Джэйгэ нервно отвернулся и дернул уздечку каарзыма.

– Не сверну, – сказал он.

Джэйгэ поспешил по дороге, ведя сцепленных каарзымов за поводок. Тропа скоро уткнулась в опушку и повела в обход леса. Джэйгэ поглядывал на темную зеленую листву, на вздрагивающие под резкими порывами непостоянного ветра ветви, на иголки и размышлял. Последние две недели он постоянно спешил, спал через раз, устраивал привалы только когда совсем кончались силы – и всё равно опаздывал. Он разложил в уме маршрут последнего месяца, вспомнил почтовую карту и прикинул, где мог ошибиться. И ничего не придумал. Потому что он не ошибся. Да, он долго обходил горы, но, во-первых, в горах не было дороги (по крайней мере, о ней не знали местные), а во-вторых, вокруг были разбросаны селения, где нужно было собрать отправления. Другой дороги не было, а значит, весь маршрут из Арын-Абе до Эрээсина изначально был составлен так, что нельзя было уложиться в срок. Что это – халатность составителей, которые в жизни не выбирались дальше своих контор и представляли мир по картам и цифрам, или намеренная ошибка, вредительство? Ведь если Джэйгэ не вернется в срок, то не просто потеряет всё заработанное, а еще и получит штраф, и выйдет тогда, что последний месяц он прожил впустую! Не впустую даже – а вовсе зря! Терпел морозы, ливни, пробирался сквозь реки грязи, спасался от хищников, умирал от голода и отдавал последние куски перепуганным, измученным и надменным, кстати говоря, каарзымам. И ради чего? Чтобы стать еще беднее? Чтобы его, нищего почтальона, деньги положил себе в карман какой-то чиновник-вредитель, сидящий в теплом затхлом кабинете, где жизнь и смерть перепутались местами?

Еще один месяц, который не только не приблизит Джэйгэ к цели, а наоборот – отдалит… К цели и так давным-давно не видимой на горизонте, к цели скорее призрачной, чем реальной, к мечте, которая, несмотря на свою реальность, кажется игрой воображения.

Зачем я прожил этот месяц? – думал Джэйгэ.

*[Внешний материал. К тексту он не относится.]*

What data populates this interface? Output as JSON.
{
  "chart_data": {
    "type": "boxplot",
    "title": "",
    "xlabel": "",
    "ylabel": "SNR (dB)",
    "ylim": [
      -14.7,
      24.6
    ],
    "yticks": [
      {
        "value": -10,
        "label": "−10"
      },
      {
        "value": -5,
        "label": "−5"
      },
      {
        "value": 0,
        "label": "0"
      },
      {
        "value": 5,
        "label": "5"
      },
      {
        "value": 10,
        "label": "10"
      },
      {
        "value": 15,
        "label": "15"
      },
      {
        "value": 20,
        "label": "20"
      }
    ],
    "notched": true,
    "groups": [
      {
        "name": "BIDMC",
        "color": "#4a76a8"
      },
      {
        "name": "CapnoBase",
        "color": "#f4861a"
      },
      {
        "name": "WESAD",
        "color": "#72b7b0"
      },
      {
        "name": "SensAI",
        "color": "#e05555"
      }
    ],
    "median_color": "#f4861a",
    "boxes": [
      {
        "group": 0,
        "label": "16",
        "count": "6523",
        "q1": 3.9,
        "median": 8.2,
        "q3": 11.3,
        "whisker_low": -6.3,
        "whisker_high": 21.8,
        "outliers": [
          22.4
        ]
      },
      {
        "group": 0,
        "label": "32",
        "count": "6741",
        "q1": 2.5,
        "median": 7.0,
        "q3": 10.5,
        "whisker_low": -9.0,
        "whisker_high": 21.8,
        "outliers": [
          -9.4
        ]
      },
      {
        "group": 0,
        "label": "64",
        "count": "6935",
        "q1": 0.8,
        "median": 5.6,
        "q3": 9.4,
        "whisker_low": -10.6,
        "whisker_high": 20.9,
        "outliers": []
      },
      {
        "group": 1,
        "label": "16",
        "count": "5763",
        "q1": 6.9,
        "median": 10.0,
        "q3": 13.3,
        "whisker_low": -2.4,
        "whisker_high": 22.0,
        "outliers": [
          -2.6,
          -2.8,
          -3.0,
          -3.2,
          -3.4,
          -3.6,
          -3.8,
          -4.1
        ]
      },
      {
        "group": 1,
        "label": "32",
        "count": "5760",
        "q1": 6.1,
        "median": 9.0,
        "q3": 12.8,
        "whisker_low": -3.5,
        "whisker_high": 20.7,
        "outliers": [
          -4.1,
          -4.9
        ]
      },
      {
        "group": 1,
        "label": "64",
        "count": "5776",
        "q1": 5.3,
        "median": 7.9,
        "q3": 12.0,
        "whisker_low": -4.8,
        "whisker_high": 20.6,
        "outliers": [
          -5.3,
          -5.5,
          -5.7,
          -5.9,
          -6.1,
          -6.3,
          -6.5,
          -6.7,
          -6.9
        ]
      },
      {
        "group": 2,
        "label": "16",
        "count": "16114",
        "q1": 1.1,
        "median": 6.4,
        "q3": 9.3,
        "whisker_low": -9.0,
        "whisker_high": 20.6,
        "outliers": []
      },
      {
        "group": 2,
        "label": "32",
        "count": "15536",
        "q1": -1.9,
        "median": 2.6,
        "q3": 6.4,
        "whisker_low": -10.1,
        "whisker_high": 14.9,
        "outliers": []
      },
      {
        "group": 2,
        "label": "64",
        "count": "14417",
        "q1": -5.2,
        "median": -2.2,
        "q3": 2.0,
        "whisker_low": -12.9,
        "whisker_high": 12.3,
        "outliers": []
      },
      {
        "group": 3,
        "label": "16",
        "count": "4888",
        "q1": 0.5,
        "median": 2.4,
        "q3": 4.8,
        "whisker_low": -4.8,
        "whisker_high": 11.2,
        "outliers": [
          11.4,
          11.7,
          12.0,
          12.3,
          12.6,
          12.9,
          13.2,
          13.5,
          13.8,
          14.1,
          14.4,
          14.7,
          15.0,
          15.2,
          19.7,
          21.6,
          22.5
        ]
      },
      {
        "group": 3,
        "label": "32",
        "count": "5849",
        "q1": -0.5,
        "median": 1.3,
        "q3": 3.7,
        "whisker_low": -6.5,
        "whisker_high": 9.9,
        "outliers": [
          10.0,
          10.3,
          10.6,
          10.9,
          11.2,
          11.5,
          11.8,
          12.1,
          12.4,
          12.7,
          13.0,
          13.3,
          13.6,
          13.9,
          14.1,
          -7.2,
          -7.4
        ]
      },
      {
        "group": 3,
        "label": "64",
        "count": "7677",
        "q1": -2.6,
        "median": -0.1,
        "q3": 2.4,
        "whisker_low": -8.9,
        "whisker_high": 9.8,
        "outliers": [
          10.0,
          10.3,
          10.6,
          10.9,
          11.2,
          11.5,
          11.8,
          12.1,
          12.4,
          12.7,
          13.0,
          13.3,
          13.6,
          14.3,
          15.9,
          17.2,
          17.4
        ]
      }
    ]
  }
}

И эту жизнь, – отзывалось эхо.

К чему вообще спешка? В ооютском языке до сих пор нет единых названий месяцев, а почта копирует южные порядки и выставляет сроки не по дням, а вообще по часам (используя для этого матараджанские термины)… Хорошо, наверное, ходить южными дорогами и считать шаги, и совсем не то пробираться болотистой степью и ледяными сугробами, без карты и троп – здесь и вправду ни к чему месяца… Иногда не знаешь, доберешься до города зимой или летом…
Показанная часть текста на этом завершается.